My freelance business, in its current form, has been around for six years now. And for the first three of the six, I chased up on every quote I sent out. I e-mailed, called, sometimes even texted – because I felt I deserved some feedback. Or, at the very least, to know that the prospective client had decided not to go with my cost estimate, and why.

For the last three years, however, I’ve backed off. I send the quote through… and that’s that. If they want me to do the work, they’ll let me know. Eventually. And hopefully I’ll still be available.
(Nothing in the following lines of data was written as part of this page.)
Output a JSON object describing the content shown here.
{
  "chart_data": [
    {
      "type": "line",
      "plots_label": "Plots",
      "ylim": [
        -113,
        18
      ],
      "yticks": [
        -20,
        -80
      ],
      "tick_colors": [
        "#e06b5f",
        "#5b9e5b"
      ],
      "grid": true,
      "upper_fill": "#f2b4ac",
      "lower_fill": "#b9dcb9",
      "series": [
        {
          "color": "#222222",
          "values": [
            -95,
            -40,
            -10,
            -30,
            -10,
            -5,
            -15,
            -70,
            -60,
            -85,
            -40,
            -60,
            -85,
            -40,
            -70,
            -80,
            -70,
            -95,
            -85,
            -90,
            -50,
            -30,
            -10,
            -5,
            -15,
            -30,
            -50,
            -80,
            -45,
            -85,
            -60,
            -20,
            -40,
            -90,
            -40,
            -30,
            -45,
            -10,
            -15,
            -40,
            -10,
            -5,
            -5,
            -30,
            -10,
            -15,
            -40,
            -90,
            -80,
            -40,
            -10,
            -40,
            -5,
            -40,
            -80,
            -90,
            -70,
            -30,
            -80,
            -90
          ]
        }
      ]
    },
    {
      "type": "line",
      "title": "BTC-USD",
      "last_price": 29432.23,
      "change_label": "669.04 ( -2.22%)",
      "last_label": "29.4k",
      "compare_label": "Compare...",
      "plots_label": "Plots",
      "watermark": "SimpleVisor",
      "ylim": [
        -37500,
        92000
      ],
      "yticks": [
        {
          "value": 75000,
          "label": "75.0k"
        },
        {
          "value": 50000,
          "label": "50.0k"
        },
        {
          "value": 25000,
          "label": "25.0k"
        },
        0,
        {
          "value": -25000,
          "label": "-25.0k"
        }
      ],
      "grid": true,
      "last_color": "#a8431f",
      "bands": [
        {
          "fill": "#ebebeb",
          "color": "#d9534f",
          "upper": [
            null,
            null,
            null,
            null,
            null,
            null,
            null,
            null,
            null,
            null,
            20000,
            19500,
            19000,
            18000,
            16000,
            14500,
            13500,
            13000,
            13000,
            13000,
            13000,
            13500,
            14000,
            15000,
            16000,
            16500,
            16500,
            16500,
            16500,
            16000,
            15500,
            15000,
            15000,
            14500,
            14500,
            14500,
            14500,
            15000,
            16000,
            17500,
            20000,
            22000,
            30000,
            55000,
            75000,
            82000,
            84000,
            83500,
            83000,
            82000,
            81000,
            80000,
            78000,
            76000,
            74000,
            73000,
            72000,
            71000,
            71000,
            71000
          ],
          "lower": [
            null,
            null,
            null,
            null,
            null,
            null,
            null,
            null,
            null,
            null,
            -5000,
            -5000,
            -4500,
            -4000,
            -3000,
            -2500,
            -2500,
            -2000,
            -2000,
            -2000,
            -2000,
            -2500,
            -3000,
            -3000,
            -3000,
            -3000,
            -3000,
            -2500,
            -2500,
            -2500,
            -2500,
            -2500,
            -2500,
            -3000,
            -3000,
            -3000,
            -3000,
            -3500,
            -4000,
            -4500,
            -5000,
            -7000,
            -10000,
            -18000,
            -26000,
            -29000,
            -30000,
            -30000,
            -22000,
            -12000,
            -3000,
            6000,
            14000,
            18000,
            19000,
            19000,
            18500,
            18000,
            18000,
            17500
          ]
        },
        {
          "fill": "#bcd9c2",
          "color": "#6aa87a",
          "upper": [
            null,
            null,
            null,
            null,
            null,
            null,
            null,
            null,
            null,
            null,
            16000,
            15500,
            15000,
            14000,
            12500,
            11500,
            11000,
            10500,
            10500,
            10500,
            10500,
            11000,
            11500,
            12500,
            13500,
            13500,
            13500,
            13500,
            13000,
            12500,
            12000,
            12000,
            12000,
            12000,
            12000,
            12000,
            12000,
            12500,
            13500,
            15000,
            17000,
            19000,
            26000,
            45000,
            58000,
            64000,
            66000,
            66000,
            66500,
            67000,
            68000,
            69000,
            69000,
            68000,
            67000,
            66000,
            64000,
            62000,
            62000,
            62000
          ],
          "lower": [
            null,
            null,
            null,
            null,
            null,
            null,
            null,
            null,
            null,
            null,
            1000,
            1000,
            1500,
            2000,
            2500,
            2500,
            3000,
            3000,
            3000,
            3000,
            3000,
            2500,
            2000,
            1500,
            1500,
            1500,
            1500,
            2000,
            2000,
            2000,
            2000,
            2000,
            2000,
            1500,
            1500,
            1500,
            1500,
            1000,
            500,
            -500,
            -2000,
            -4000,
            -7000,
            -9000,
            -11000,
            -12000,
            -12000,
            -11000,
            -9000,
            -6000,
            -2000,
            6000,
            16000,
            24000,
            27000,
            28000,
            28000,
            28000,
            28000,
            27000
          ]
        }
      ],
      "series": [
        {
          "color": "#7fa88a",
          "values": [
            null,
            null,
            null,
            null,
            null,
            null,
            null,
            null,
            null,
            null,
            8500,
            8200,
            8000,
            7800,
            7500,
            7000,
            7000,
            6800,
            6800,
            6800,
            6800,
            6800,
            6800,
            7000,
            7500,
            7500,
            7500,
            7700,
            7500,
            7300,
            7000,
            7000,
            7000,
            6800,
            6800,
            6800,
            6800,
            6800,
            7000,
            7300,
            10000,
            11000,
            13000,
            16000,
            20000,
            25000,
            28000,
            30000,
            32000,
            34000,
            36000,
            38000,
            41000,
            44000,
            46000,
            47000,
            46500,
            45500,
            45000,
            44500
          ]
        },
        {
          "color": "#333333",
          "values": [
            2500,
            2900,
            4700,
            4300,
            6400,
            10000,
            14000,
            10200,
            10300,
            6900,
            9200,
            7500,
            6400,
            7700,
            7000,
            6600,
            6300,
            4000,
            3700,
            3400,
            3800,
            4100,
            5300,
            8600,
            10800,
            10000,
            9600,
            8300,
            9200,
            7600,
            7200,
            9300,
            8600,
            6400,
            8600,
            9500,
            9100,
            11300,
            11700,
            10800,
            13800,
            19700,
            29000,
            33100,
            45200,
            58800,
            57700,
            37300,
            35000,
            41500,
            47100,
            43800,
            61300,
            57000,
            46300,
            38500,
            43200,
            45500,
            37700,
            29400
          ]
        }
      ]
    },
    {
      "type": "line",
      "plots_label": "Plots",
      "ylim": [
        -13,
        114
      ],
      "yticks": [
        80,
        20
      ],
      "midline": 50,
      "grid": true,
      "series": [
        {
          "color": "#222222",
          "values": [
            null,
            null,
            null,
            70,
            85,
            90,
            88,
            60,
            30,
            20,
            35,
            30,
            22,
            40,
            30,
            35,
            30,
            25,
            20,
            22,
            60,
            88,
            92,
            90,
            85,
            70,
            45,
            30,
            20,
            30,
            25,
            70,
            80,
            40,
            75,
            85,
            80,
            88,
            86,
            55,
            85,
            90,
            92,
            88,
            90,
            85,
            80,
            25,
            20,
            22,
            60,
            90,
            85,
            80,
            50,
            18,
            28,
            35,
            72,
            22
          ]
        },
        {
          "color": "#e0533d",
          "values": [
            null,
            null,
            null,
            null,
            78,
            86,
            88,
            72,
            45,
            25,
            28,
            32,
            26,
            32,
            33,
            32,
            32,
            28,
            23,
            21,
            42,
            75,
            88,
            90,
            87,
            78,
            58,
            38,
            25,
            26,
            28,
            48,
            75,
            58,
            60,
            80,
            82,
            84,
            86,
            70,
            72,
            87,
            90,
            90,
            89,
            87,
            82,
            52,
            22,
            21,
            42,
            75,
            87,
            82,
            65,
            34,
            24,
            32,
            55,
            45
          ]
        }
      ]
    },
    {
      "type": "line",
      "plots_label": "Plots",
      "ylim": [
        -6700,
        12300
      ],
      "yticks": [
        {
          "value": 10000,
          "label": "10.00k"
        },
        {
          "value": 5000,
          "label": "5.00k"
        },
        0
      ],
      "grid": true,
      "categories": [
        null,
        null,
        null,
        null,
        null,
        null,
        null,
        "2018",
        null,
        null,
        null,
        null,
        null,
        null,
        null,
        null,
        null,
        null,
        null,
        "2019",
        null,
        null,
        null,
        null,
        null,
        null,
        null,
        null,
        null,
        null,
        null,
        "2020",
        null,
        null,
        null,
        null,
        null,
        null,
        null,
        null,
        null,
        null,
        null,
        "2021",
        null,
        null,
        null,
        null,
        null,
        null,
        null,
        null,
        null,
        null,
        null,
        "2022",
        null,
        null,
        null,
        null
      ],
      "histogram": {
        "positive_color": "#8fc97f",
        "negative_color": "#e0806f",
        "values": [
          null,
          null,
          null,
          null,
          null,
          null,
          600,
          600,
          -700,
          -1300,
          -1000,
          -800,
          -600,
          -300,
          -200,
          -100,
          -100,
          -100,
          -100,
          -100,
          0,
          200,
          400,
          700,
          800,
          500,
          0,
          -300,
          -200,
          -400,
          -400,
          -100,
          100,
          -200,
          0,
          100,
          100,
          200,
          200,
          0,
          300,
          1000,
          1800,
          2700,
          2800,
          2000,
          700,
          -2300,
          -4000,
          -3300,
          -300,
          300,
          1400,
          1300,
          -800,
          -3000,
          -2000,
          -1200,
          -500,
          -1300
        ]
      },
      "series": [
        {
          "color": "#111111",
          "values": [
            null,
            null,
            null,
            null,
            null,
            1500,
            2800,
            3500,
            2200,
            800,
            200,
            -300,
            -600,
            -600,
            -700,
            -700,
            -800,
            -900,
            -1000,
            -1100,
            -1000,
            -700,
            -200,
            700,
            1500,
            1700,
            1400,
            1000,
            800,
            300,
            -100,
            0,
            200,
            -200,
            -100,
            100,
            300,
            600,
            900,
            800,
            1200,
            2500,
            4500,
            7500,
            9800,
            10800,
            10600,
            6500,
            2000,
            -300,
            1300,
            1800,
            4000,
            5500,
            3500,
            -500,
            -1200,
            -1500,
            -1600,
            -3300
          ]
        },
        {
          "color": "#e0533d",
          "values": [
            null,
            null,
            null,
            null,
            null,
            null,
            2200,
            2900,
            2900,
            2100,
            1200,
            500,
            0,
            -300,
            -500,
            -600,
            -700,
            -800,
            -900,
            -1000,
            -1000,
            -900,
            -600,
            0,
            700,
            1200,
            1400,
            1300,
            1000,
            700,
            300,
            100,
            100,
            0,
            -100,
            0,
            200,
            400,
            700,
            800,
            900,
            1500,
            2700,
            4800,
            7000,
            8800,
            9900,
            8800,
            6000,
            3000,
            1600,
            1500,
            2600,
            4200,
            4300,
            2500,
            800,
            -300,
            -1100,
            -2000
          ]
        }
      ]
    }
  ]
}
Vanessa Clark wrote a fantastic column for Freelancentral, entitled ‘The Silent Treatment (or Zen and The Art of Stress-Free Pitching)‘ – inspired by Peter Bregman‘s similar piece: ‘When Your Voicemails and Emails Go Unanswered, What Should You Do?‘. So I checked out Peter’s piece, with which I agree wholeheartedly. His position?

“Follow up once, after the meeting, and the moment you send that follow up — not a week later but as soon as you hit send or hang up the phone — assume they’re not interested. They’ve said “no.” Close the book. Take the follow up off your to do list. Move on to the next thing. If they do call or email back, it will be a nice surprise and you can discuss how to proceed. If they don’t reach out, you haven’t stalled in your other work, knocked your head into a brick wall, or wasted any energy stressing about it. You can always send other information unrelated to the open issue — articles, updates, referrals — that might be of interest and deepen the relationship. But don’t follow up on the open issue.”

For many freelancers, this is an entirely new way of doing things. You may find it uncomfortable at first; even painful. But trust me – there’s a lot of power in making the move, confirming receipt once and once only and then taking that big step back, so that you can focus totally on what you’re currently busy with.

Join the discussion One Comment

  • Hi Tiffany

    Glad you liked the column. It’s been interesting seeing different opinions from freelancers on the topic on the Freelancentral Facebook page. (I’m going to point them to this post right now 🙂

    Your final comment really strikes home for me though – yes, this is a deeply uncomfortable thing to do and for that reason alone is worth the “experiment”. This reminded me that when you get out of your comfort zone, you open the door for all sorts of exciting things to unfold. And worst case scenario … you can always go back to the old way of doing things.